FastAPI specifically pairs well with Lambda because it’s lightweight, starts fast, and its async capabilities aren’t wasted (Mangum handles the ASGI translation). Unlike Flask, you get automatic request validation, OpenAPI documentation, and type checking — features that matter when your API grows beyond a single endpoint.

Here’s the whole path on one diagram — request to response — so you can see how few moving parts this really is:

   client
     │  HTTPS
     ▼
 ┌────────────────────┐        (optional)
 │ Lambda Function URL│◀── or ─ API Gateway HTTP API ─ custom domain
 └─────────┬──────────┘
           ▼
   ┌───────────────┐
   │  Mangum       │  ASGI ⇄ Lambda event translation
   └──────┬────────┘
          ▼
   ┌───────────────┐   module-level init runs once per cold start
   │  FastAPI app  │   (DB pool, settings via lru_cache)
   └──────┬────────┘
          ▼
     CloudWatch Logs  ← every print/exception lands here

What You Actually Need

The minimal setup requires four things:

A FastAPI app (any version, though I recommend 0.110+).
Mangum — the ASGI adapter that translates Lambda’s event format into HTTP that FastAPI understands.
A Function URL — skip API Gateway for your first deploy.
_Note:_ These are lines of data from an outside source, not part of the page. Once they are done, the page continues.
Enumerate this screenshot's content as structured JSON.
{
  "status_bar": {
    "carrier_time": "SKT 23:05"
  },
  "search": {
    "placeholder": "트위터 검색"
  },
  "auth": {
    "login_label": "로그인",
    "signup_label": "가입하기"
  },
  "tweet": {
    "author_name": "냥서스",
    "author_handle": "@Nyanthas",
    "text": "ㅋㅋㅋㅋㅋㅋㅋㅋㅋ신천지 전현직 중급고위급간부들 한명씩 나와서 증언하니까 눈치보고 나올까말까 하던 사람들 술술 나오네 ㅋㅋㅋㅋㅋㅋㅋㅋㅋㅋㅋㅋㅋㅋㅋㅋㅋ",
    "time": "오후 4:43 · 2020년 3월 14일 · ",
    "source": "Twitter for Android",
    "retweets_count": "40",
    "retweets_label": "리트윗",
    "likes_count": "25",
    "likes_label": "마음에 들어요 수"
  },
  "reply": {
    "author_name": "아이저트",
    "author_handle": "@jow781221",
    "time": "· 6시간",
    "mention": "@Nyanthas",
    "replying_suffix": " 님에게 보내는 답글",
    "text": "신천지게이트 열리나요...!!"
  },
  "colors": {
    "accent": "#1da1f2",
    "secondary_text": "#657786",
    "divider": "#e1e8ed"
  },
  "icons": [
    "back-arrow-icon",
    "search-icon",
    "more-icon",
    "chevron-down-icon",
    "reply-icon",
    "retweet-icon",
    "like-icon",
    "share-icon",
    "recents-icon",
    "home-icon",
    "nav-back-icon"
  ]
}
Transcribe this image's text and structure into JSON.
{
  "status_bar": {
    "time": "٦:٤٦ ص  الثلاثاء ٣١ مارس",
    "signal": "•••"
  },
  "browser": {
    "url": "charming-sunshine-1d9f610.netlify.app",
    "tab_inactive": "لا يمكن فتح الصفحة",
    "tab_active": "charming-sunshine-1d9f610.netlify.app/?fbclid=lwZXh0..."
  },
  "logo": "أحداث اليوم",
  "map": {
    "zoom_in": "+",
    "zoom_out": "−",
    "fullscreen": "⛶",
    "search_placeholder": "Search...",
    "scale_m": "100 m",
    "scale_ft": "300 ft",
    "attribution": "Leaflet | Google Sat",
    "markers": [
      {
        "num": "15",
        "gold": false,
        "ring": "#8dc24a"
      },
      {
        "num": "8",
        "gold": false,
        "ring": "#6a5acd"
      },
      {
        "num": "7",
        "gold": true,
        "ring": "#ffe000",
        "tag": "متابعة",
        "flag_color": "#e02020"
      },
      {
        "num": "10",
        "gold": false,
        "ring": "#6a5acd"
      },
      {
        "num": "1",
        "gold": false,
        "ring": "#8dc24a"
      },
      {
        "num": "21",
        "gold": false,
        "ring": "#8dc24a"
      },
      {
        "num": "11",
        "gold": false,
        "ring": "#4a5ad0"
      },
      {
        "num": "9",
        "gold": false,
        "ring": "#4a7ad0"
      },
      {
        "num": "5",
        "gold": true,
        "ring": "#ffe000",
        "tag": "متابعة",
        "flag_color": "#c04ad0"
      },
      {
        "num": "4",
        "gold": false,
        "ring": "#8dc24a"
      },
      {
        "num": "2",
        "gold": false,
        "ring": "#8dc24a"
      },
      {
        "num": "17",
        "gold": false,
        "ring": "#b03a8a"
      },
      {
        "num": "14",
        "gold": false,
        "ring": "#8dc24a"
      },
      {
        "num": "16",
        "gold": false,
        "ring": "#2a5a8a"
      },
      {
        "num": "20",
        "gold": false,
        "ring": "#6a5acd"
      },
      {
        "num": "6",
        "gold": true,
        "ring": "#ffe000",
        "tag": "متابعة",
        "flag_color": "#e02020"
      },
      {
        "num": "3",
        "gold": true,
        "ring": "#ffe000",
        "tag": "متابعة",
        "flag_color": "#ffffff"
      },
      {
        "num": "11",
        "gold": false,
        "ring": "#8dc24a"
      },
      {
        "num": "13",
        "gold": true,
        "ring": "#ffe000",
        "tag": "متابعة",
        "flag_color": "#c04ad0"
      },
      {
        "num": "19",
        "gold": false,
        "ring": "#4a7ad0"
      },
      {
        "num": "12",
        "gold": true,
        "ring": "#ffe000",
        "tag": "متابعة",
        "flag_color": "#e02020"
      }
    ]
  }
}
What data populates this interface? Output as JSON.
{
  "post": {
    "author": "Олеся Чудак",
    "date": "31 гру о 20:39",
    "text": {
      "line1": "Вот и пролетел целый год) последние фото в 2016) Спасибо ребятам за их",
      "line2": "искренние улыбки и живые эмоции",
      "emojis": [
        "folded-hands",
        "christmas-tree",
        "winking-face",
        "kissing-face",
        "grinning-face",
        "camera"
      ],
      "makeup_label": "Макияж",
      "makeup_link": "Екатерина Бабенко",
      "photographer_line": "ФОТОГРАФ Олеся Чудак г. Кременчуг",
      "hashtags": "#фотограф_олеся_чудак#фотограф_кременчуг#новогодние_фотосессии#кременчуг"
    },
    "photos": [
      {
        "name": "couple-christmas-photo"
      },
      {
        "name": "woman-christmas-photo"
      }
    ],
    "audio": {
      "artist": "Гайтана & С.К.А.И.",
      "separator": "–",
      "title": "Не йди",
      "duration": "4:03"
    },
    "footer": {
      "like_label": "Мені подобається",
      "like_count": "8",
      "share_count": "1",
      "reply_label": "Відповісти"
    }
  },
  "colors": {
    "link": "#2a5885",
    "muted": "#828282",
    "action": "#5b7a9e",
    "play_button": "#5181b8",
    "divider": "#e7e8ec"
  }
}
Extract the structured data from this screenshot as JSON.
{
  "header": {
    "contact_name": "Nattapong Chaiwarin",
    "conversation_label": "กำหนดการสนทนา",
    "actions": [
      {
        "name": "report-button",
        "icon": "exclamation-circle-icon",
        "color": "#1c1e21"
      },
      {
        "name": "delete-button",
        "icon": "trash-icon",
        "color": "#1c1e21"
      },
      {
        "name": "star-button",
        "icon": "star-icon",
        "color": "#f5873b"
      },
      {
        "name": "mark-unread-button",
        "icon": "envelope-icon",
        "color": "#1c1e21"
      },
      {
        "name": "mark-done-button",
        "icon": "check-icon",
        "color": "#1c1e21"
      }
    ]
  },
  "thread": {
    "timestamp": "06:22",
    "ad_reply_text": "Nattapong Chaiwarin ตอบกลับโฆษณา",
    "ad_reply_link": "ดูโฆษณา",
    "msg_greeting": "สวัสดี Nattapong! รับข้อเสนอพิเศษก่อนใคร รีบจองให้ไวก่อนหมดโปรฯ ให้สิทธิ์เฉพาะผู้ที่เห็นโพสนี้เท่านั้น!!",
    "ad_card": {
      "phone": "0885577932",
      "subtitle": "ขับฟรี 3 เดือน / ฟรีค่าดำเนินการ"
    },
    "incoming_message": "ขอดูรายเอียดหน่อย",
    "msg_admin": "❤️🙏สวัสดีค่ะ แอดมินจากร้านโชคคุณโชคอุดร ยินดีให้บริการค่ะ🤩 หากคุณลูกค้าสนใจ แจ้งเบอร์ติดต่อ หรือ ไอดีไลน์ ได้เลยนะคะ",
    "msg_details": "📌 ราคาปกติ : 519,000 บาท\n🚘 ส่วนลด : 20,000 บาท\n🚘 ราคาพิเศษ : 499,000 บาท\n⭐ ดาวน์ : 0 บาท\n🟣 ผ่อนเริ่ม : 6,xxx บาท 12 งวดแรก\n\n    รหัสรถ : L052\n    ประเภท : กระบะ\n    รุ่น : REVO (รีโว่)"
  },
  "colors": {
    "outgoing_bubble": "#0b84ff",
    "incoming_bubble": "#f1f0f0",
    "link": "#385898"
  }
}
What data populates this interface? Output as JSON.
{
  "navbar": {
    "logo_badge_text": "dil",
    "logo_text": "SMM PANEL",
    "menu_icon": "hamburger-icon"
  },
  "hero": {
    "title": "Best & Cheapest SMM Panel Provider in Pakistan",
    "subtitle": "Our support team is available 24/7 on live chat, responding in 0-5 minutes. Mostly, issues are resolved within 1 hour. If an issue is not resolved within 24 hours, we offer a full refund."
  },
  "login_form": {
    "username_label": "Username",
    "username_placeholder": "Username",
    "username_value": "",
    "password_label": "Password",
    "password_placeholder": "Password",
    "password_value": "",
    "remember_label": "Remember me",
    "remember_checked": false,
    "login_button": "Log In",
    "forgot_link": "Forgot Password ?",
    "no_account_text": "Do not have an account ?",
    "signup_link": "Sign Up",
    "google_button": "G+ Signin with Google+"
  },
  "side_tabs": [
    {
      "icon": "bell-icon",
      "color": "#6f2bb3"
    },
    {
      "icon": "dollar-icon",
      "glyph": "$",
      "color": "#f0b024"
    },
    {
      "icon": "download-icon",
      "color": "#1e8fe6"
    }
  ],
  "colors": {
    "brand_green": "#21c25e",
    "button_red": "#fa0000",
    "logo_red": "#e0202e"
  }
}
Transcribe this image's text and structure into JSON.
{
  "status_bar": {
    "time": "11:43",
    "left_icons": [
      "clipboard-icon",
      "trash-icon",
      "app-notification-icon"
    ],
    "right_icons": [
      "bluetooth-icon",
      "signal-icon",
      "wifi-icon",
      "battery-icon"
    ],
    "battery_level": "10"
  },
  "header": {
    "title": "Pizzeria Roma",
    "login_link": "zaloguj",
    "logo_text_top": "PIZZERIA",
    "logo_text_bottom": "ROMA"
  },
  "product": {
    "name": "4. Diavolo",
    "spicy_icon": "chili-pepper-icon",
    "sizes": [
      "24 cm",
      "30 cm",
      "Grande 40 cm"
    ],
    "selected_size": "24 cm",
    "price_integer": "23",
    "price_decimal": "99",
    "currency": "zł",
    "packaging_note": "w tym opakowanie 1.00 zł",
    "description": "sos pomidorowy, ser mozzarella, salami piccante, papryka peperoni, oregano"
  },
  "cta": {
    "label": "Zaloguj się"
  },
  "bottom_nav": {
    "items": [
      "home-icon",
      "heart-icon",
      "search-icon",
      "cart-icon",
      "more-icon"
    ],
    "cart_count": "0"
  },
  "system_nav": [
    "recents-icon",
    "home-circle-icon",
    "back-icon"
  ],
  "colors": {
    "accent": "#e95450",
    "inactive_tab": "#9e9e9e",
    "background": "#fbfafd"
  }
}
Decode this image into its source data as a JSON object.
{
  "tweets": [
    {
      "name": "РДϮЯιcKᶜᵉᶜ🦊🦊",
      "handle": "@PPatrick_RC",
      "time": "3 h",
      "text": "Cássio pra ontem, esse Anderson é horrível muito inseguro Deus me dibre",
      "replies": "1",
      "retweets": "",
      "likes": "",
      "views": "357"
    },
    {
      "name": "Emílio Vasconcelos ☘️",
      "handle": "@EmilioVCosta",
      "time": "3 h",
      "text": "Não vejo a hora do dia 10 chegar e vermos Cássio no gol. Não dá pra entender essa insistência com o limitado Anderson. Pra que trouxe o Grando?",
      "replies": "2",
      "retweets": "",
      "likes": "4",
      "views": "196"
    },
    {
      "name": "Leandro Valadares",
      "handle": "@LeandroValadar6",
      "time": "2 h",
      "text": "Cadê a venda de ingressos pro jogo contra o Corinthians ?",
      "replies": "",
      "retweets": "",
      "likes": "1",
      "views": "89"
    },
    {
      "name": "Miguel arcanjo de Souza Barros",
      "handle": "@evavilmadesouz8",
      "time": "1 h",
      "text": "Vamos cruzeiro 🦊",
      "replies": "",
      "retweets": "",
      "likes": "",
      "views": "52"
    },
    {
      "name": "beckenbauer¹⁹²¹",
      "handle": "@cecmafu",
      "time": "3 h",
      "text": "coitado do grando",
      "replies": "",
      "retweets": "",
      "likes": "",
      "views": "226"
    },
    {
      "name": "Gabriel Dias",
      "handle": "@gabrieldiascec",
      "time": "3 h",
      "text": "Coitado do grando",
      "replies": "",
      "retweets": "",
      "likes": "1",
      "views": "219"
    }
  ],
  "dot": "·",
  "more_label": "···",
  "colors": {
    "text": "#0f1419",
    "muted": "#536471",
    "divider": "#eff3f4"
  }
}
Function URLs give you a public HTTPS endpoint directly on the Lambda function, with zero configuration and no additional cost. API Gateway adds routing, rate limiting, and custom domains, but it’s also the source of half the confusion in Lambda tutorials.
A container image — for anything beyond stdlib dependencies, package your app as a Docker image. Lambda’s zip deployment works for tiny functions, but the moment you pip install pandas, numpy, or any ML library, you’ll hit the 250 MB unzipped size limit.

That’s it. No Serverless Framework, no SAM, no Terraform, no CDK — those are great for managing infrastructure at scale, but they add three days of yak-shaving when you just want a URL that returns JSON.

I want to be explicit about one choice here: for the first deploy I pick Function URLs over API Gateway, even though API Gateway is what most “production” tutorials reach for. My reasoning is that API Gateway buys you custom domains, rate limiting, and request transformation — none of which you need on day one, and all of which are the source of most “why is my Lambda returning 502” threads. Function URLs give you HTTPS and nothing else, which is exactly right until you have a reason to want more. I add API Gateway later, on purpose, the moment the client actually needs a custom domain or throttling — not before. Defer the complexity until a real requirement pulls it in.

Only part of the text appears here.